Ma improvvisamente, a soli 28 anni, si interrompe bruscamente il suo rapporto con Peggy; troppo presto per riuscire a camminare con le sue gambe. L’ostilità di Peggy segna l’inizio della sua decadenza. Finisce la favola d’oro.
La pittura vibrante e colorata che esprimeva i suoi sogni, adesso, ormai solo a contatto con la realtà che deve affrontare ogni giorno, mostra un triste cronista della condizione sociale dell’uomo. L’uomo nuovo, che aveva immaginato nella pittura dei tempi migliori, non nascerà. Si accorge ben presto della mercificazione del mondo dell’ arte.
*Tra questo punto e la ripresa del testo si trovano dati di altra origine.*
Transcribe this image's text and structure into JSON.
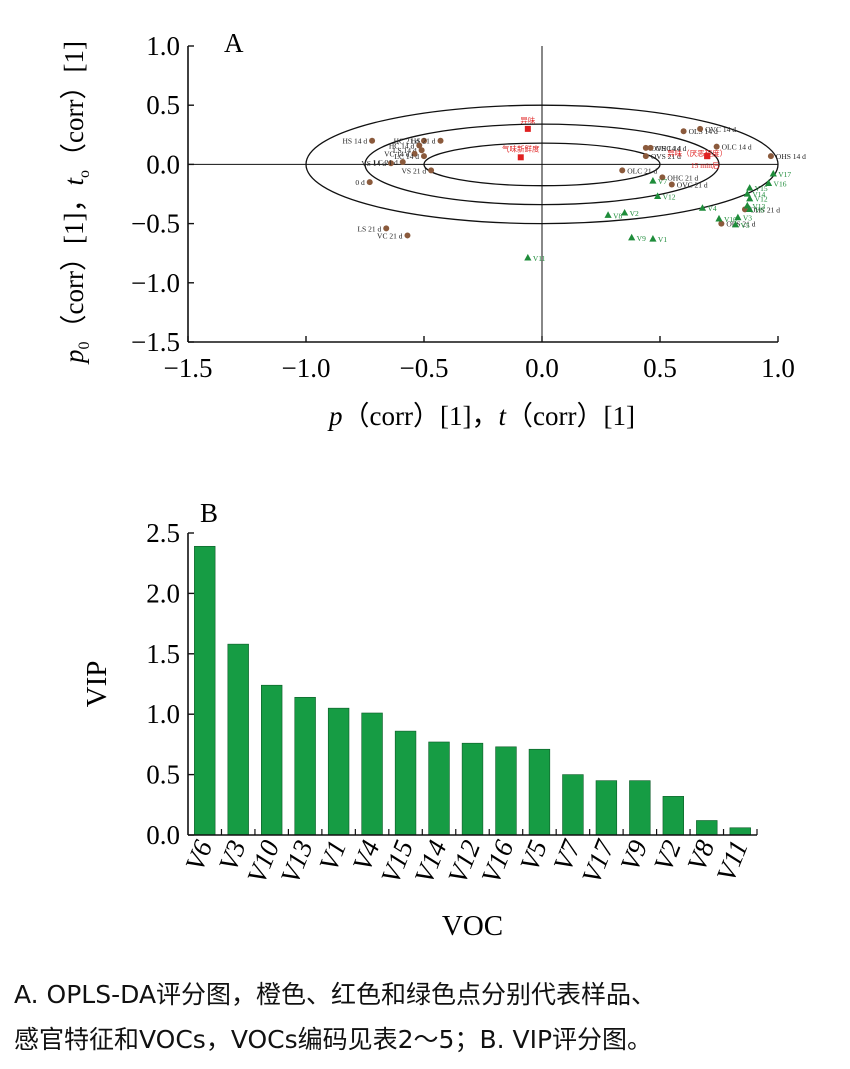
{
  "chart_data": [
    {
      "type": "scatter",
      "panel_label": "A",
      "xlabel_parts": [
        "p",
        "（corr）[1]，",
        "t",
        "（corr）[1]"
      ],
      "ylabel_parts": [
        "p",
        "0",
        "（corr）[1]，",
        "t",
        "o",
        "（corr）[1]"
      ],
      "xlim": [
        -1.5,
        1.0
      ],
      "ylim": [
        -1.5,
        1.0
      ],
      "x_ticks": [
        -1.5,
        -1.0,
        -0.5,
        0.0,
        0.5,
        1.0
      ],
      "x_tick_labels": [
        "−1.5",
        "−1.0",
        "−0.5",
        "0.0",
        "0.5",
        "1.0"
      ],
      "y_ticks": [
        -1.5,
        -1.0,
        -0.5,
        0.0,
        0.5,
        1.0
      ],
      "y_tick_labels": [
        "−1.5",
        "−1.0",
        "−0.5",
        "0.0",
        "0.5",
        "1.0"
      ],
      "colors": {
        "samples": "#8B5A3C",
        "sensory": "#E02020",
        "vocs": "#1E8C3A"
      },
      "series": [
        {
          "group": "samples",
          "marker": "circle",
          "points": [
            {
              "label": "HS 14 d",
              "x": -0.72,
              "y": 0.2
            },
            {
              "label": "HC 21 d",
              "x": -0.5,
              "y": 0.2
            },
            {
              "label": "HS 21 d",
              "x": -0.43,
              "y": 0.2
            },
            {
              "label": "HC 14 d",
              "x": -0.52,
              "y": 0.16
            },
            {
              "label": "LS 14 d",
              "x": -0.51,
              "y": 0.12
            },
            {
              "label": "VC 14 d",
              "x": -0.54,
              "y": 0.09
            },
            {
              "label": "LC 14 d",
              "x": -0.5,
              "y": 0.07
            },
            {
              "label": "VS 14 d",
              "x": -0.64,
              "y": 0.01
            },
            {
              "label": "LC 21 d",
              "x": -0.59,
              "y": 0.02
            },
            {
              "label": "VS 21 d",
              "x": -0.47,
              "y": -0.05
            },
            {
              "label": "0 d",
              "x": -0.73,
              "y": -0.15
            },
            {
              "label": "LS 21 d",
              "x": -0.66,
              "y": -0.54
            },
            {
              "label": "VC 21 d",
              "x": -0.57,
              "y": -0.6
            },
            {
              "label": "OLS 14 d",
              "x": 0.6,
              "y": 0.28
            },
            {
              "label": "OVC 14 d",
              "x": 0.67,
              "y": 0.3
            },
            {
              "label": "OVS 14 d",
              "x": 0.44,
              "y": 0.14
            },
            {
              "label": "OHC 14 d",
              "x": 0.46,
              "y": 0.14
            },
            {
              "label": "OLC 14 d",
              "x": 0.74,
              "y": 0.15
            },
            {
              "label": "OHS 14 d",
              "x": 0.97,
              "y": 0.07
            },
            {
              "label": "OVS 21 d",
              "x": 0.44,
              "y": 0.07
            },
            {
              "label": "OLC 21 d",
              "x": 0.34,
              "y": -0.05
            },
            {
              "label": "OHC 21 d",
              "x": 0.51,
              "y": -0.11
            },
            {
              "label": "OVC 21 d",
              "x": 0.55,
              "y": -0.17
            },
            {
              "label": "OHS 21 d",
              "x": 0.86,
              "y": -0.38
            },
            {
              "label": "OLS 21 d",
              "x": 0.76,
              "y": -0.5
            }
          ]
        },
        {
          "group": "sensory",
          "marker": "square",
          "points": [
            {
              "label": "异味",
              "x": -0.06,
              "y": 0.3
            },
            {
              "label": "气味新鲜度",
              "x": -0.09,
              "y": 0.06
            },
            {
              "label": "异味（厌恶程度）",
              "x": 0.7,
              "y": 0.07
            },
            {
              "label": "15 min后",
              "x": 0.7,
              "y": 0.07
            }
          ]
        },
        {
          "group": "vocs",
          "marker": "triangle",
          "points": [
            {
              "label": "V17",
              "x": 0.98,
              "y": -0.08
            },
            {
              "label": "V16",
              "x": 0.96,
              "y": -0.16
            },
            {
              "label": "V15",
              "x": 0.88,
              "y": -0.2
            },
            {
              "label": "V14",
              "x": 0.87,
              "y": -0.25
            },
            {
              "label": "V12",
              "x": 0.88,
              "y": -0.29
            },
            {
              "label": "V13",
              "x": 0.87,
              "y": -0.35
            },
            {
              "label": "V6",
              "x": 0.88,
              "y": -0.38
            },
            {
              "label": "V3",
              "x": 0.83,
              "y": -0.45
            },
            {
              "label": "V10",
              "x": 0.75,
              "y": -0.46
            },
            {
              "label": "V5",
              "x": 0.82,
              "y": -0.51
            },
            {
              "label": "V4",
              "x": 0.68,
              "y": -0.37
            },
            {
              "label": "V7",
              "x": 0.47,
              "y": -0.14
            },
            {
              "label": "V12",
              "x": 0.49,
              "y": -0.27
            },
            {
              "label": "V2",
              "x": 0.35,
              "y": -0.41
            },
            {
              "label": "V8",
              "x": 0.28,
              "y": -0.43
            },
            {
              "label": "V9",
              "x": 0.38,
              "y": -0.62
            },
            {
              "label": "V1",
              "x": 0.47,
              "y": -0.63
            },
            {
              "label": "V11",
              "x": -0.06,
              "y": -0.79
            }
          ]
        }
      ]
    },
    {
      "type": "bar",
      "panel_label": "B",
      "xlabel": "VOC",
      "ylabel": "VIP",
      "ylim": [
        0,
        2.5
      ],
      "y_ticks": [
        0.0,
        0.5,
        1.0,
        1.5,
        2.0,
        2.5
      ],
      "y_tick_labels": [
        "0.0",
        "0.5",
        "1.0",
        "1.5",
        "2.0",
        "2.5"
      ],
      "bar_color": "#169C44",
      "categories": [
        "V6",
        "V3",
        "V10",
        "V13",
        "V1",
        "V4",
        "V15",
        "V14",
        "V12",
        "V16",
        "V5",
        "V7",
        "V17",
        "V9",
        "V2",
        "V8",
        "V11"
      ],
      "values": [
        2.39,
        1.58,
        1.24,
        1.14,
        1.05,
        1.01,
        0.86,
        0.77,
        0.76,
        0.73,
        0.71,
        0.5,
        0.45,
        0.45,
        0.32,
        0.12,
        0.06
      ]
    }
  ],
  "caption": {
    "line1": "A. OPLS-DA评分图，橙色、红色和绿色点分别代表样品、",
    "line2": "感官特征和VOCs，VOCs编码见表2～5；B. VIP评分图。"
  }
}
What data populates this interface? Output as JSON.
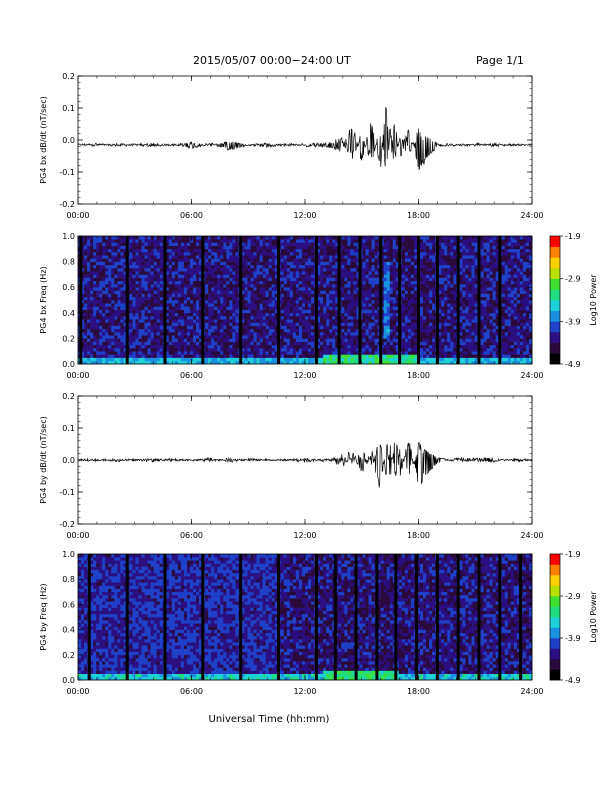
{
  "header": {
    "title": "2015/05/07  00:00−24:00 UT",
    "page": "Page 1/1"
  },
  "colors": {
    "colormap": [
      "#000000",
      "#2a0a3a",
      "#2b0f80",
      "#1f40c8",
      "#1a90e0",
      "#1ed0d8",
      "#22dd80",
      "#40e030",
      "#b8e000",
      "#ffd000",
      "#ff8000",
      "#ff0000"
    ],
    "trace": "#000000",
    "background": "#ffffff"
  },
  "chart_data": [
    {
      "type": "line",
      "ylabel": "PG4 bx dB/dt (nT/sec)",
      "xlabel": "",
      "ylim": [
        -0.2,
        0.2
      ],
      "yticks": [
        "-0.2",
        "-0.1",
        "0.0",
        "0.1",
        "0.2"
      ],
      "xlim": [
        0,
        24
      ],
      "xticks": [
        "00:00",
        "06:00",
        "12:00",
        "18:00",
        "24:00"
      ],
      "series": [
        {
          "x": [
            0,
            1,
            2,
            3,
            4,
            5,
            6,
            7,
            8,
            9,
            10,
            11,
            12,
            13,
            14,
            14.5,
            15,
            15.5,
            16,
            16.3,
            16.5,
            16.7,
            17,
            17.5,
            18,
            19,
            20,
            21,
            22,
            23,
            24
          ],
          "y": [
            -0.015,
            -0.012,
            -0.018,
            -0.015,
            -0.02,
            -0.012,
            -0.025,
            -0.01,
            -0.03,
            -0.015,
            -0.02,
            -0.012,
            -0.018,
            -0.02,
            -0.03,
            0.04,
            -0.06,
            0.05,
            -0.07,
            0.11,
            -0.1,
            0.06,
            -0.05,
            0.03,
            -0.08,
            -0.02,
            -0.015,
            -0.012,
            -0.018,
            -0.015,
            -0.015
          ]
        }
      ]
    },
    {
      "type": "heatmap",
      "ylabel": "PG4 bx Freq (Hz)",
      "xlabel": "",
      "ylim": [
        0.0,
        1.0
      ],
      "yticks": [
        "0.0",
        "0.2",
        "0.4",
        "0.6",
        "0.8",
        "1.0"
      ],
      "xlim": [
        0,
        24
      ],
      "xticks": [
        "00:00",
        "06:00",
        "12:00",
        "18:00",
        "24:00"
      ],
      "colorbar": {
        "label": "Log10 Power",
        "ticks": [
          "-1.9",
          "-2.9",
          "-3.9",
          "-4.9"
        ],
        "range": [
          -4.9,
          -1.9
        ]
      },
      "data_gaps_hours": [
        0.15,
        2.6,
        4.6,
        6.6,
        8.6,
        10.6,
        12.6,
        13.8,
        14.9,
        16.0,
        17.0,
        18.0,
        19.0,
        20.1,
        21.2,
        22.3
      ],
      "bands": [
        {
          "x_start": 0,
          "x_end": 24,
          "f_low": 0.0,
          "f_high": 0.06,
          "level": -3.4
        },
        {
          "x_start": 13,
          "x_end": 18,
          "f_low": 0.0,
          "f_high": 0.08,
          "level": -3.0
        },
        {
          "x_start": 16.1,
          "x_end": 16.4,
          "f_low": 0.2,
          "f_high": 0.8,
          "level": -3.6
        }
      ]
    },
    {
      "type": "line",
      "ylabel": "PG4 by dB/dt (nT/sec)",
      "xlabel": "",
      "ylim": [
        -0.2,
        0.2
      ],
      "yticks": [
        "-0.2",
        "-0.1",
        "0.0",
        "0.1",
        "0.2"
      ],
      "xlim": [
        0,
        24
      ],
      "xticks": [
        "00:00",
        "06:00",
        "12:00",
        "18:00",
        "24:00"
      ],
      "series": [
        {
          "x": [
            0,
            1,
            2,
            3,
            4,
            5,
            6,
            7,
            8,
            9,
            10,
            11,
            12,
            13,
            14,
            14.5,
            15,
            15.5,
            16,
            16.3,
            16.5,
            16.8,
            17,
            17.5,
            18,
            19,
            20,
            21,
            22,
            23,
            24
          ],
          "y": [
            0.0,
            0.002,
            -0.003,
            0.001,
            -0.004,
            0.003,
            -0.002,
            0.004,
            -0.005,
            0.003,
            -0.002,
            0.001,
            -0.004,
            0.002,
            -0.006,
            0.02,
            -0.03,
            0.025,
            -0.09,
            0.07,
            -0.06,
            0.08,
            -0.05,
            0.06,
            -0.07,
            -0.01,
            0.005,
            0.004,
            0.006,
            -0.003,
            0.0
          ]
        }
      ]
    },
    {
      "type": "heatmap",
      "ylabel": "PG4 by Freq (Hz)",
      "xlabel": "Universal Time (hh:mm)",
      "ylim": [
        0.0,
        1.0
      ],
      "yticks": [
        "0.0",
        "0.2",
        "0.4",
        "0.6",
        "0.8",
        "1.0"
      ],
      "xlim": [
        0,
        24
      ],
      "xticks": [
        "00:00",
        "06:00",
        "12:00",
        "18:00",
        "24:00"
      ],
      "colorbar": {
        "label": "Log10 Power",
        "ticks": [
          "-1.9",
          "-2.9",
          "-3.9",
          "-4.9"
        ],
        "range": [
          -4.9,
          -1.9
        ]
      },
      "data_gaps_hours": [
        0.6,
        2.6,
        4.6,
        6.6,
        8.6,
        10.6,
        12.6,
        13.6,
        14.7,
        15.8,
        16.8,
        17.9,
        19.0,
        20.1,
        21.2,
        22.3,
        23.4
      ],
      "bands": [
        {
          "x_start": 0,
          "x_end": 10.5,
          "f_low": 0.0,
          "f_high": 1.0,
          "level": -4.0
        },
        {
          "x_start": 0,
          "x_end": 24,
          "f_low": 0.0,
          "f_high": 0.06,
          "level": -3.3
        },
        {
          "x_start": 13,
          "x_end": 17,
          "f_low": 0.0,
          "f_high": 0.08,
          "level": -3.0
        }
      ]
    }
  ]
}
L’uomo, e soprattutto l’artista, è soffocato dai falsi ideali proposti dalla società.

L’ipocrisia dilagante, il potere, il consumismo, il guadagno contro i valori, che mal si accordano con l’onestà del suo vivere, lo portano al ciclo dei “Matti” con cui rappresenta il mondo che vede: svastiche, croci, medaglie, gnomi, ameboidi, mostriciattoli mostrano il rifiuto della realtà che viene normalmente vissuta, ma che non riesce a fare sua.

La libertà gestuale, il messaggio diretto lanciato dal gesto informale hanno sempre una forte presa sul limpido Tancredi, uno spirito libero, un uomo che, soffrendo per quello che vedeva, non riusciva a tacere.

Quando il mercato riesce a prevalere sull’arte, per interessi combinati di pochi, vengono creati pseudo artisti che durano il breve spazio di qualche mese, di una moda o di nuove necessità quasi sempre inventate.

La bomba atomica era stata lanciata. Hiroshima e Nagasaki avevano mostrato gli orrori delle sue conseguenze al mondo. E cosa può fare un artista contro questa follia collettiva? “La mia arma contro l’atomica è un filo d’erba” scriveva.
La speranza, la natura, lo struggente ricordo della sua verde terra riescono, per un po’, a sostenerlo.

Tancredi viveva la sua arte con passione totale; arte e vita erano per lui la medesima cosa, e quando l’arte non lo sosteneva più, e per sopravvivere dovette vendere tele e colori, anche lui cessò di esistere e, lontano da tutti, compì il gesto finale. Neanche il pensiero del ritorno alle origini e alla natura, alla sua terra sempre amata ma troppo stretta per lui, neppure il “ il filo d’erba”, la sua più grande forza contro l’atomica, a quel punto, a soli 37 anni, gli fu d’aiuto nel momento estremo della sua decisione.